那个平时高高在上,被县里奉为上宾的清源寺住持。
此刻,身体被平整地分成了两半。
鲜血和脏器流了一地,染红了青石板。
此前,村里有孩子失踪,他们组织过队伍上山搜寻。
却每次都被这住持以“打扰佛祖清修”为由,强行驱赶下山。
结果现在,他却死得不能再死了。
“那住持,就这么……死了?”带头的糙汉子声音发颤,打破了沉默。
“嗯。”
徐依依微微点头,接着顿了顿,目光落在一个眼眶红肿的男人身上,声音放轻了些,“但……孩子们可能……回不来了。
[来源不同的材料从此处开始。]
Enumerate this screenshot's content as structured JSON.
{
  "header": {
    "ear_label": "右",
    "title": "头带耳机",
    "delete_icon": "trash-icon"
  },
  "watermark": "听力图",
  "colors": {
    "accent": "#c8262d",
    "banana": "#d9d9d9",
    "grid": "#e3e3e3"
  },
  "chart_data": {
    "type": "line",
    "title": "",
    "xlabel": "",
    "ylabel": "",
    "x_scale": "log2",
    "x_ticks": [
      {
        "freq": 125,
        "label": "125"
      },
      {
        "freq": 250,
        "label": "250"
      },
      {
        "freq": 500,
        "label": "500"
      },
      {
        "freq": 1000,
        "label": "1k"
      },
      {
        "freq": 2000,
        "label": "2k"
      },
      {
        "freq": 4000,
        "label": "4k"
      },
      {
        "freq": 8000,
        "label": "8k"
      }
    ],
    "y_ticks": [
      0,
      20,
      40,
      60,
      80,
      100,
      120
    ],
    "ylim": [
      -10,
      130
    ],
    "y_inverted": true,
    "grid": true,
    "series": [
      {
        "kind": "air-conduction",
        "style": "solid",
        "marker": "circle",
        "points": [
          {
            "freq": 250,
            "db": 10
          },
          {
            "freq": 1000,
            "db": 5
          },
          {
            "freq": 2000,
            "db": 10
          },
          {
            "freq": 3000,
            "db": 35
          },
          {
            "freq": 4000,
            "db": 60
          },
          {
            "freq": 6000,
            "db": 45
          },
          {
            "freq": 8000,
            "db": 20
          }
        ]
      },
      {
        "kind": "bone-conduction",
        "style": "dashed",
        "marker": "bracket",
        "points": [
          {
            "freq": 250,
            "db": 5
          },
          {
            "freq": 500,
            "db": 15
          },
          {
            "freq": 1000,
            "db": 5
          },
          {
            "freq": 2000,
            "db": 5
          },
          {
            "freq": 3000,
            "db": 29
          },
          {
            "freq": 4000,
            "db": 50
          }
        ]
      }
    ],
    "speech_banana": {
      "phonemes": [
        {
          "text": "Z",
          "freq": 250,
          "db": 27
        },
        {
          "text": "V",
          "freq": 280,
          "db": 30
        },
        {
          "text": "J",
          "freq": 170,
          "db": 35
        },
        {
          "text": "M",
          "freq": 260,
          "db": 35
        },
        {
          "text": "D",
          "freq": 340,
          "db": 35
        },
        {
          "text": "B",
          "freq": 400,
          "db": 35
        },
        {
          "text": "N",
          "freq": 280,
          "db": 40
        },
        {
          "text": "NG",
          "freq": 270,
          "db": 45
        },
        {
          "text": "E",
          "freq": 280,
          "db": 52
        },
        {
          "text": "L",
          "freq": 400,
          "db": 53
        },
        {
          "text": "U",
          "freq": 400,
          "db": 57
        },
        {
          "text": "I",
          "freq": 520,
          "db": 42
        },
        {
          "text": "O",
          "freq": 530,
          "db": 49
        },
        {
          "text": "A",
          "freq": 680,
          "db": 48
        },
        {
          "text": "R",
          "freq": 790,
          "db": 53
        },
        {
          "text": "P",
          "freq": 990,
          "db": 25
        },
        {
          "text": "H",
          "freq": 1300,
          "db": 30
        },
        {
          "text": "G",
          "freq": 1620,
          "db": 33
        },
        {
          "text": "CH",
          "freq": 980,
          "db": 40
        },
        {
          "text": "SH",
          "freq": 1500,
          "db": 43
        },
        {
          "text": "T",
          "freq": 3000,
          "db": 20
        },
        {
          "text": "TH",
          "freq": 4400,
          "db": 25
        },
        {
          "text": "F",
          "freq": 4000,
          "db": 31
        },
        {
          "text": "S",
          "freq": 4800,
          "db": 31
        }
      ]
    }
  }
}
”
这话,像是一柄烧红的铁锤,重重砸在汉子们的心口。
那男人听着徐依依的话,再也按捺不住心中的怒火,举起手里那柄磨得发亮的锄头,朝着大殿的方向冲了过去。
其余男人们也红着眼,疯了似地冲进大殿。
不知道从哪里找来了粗麻绳,一圈一圈套在那些还没来得及倒下的佛像脖子上。
接着,十几条汉子同时发力,额头上青筋暴起。
轰隆!
泥塑的佛像轰然倒塌,摔得粉碎。
接着是第二尊,第三尊。
大殿内尘土飞扬。
伴随着佛像碎裂的声音,压抑的哭声终于从大殿里传了出来。
徐依依没有阻止。
她静静站在外面,听着里面的动静。
她能做的都做了,剩下的情绪,需要他们自己去发泄。
一阵高跟鞋踩在青石板上的声音从身后传来。
罗蔓不知什么时候上了山。
她依然穿着那身开叉到大腿的红裙,只是上半身披了件外套。
手里点着一根女士香烟。
听着大殿里的哭声,罗蔓轻轻叹了口气:“哎,都是可怜人。”
徐依依抿着嘴,没有说话。
过了好一会,她才想起什么,朝着罗蔓问道:“罗蔓姐,你刚才来的时候,村口有看见一个跪着的人吗?”
罗蔓愣了一下:
“跪着的人?没看见,怎么了?”
闻言,徐依依垂下眼帘。
从她接完那通电话到现在,已经过去半个多小时了。
看来,那家伙完全没把她的话当回事。
“没事。”
徐依依平静说着,转身下山。
俗话说,来得早不如来得巧。
真的好巧。
徐依依刚从那上山的台阶上走下,就听见一阵引擎声传来。
一辆黑色的奥迪A6驶入村口,停在那些在村口等着他们男人回来的妇女和孩子们面前。
司机迅速下车,跑到后座,恭敬开门。
接着。
一个人模狗样的男人,从车上走了下来。
刚一下车,他就看见了那些西装男的尸体,脸色瞬间阴沉下来。
“谁干的?”
男人凶狠的目光扫过村口那些瑟瑟发抖的妇女和孩子,“我问你们话呢!谁干的?”
然而。
那些妇女和孩子们的目光,却异常坚毅,没有任何一人吭声。
“不说话是吧?”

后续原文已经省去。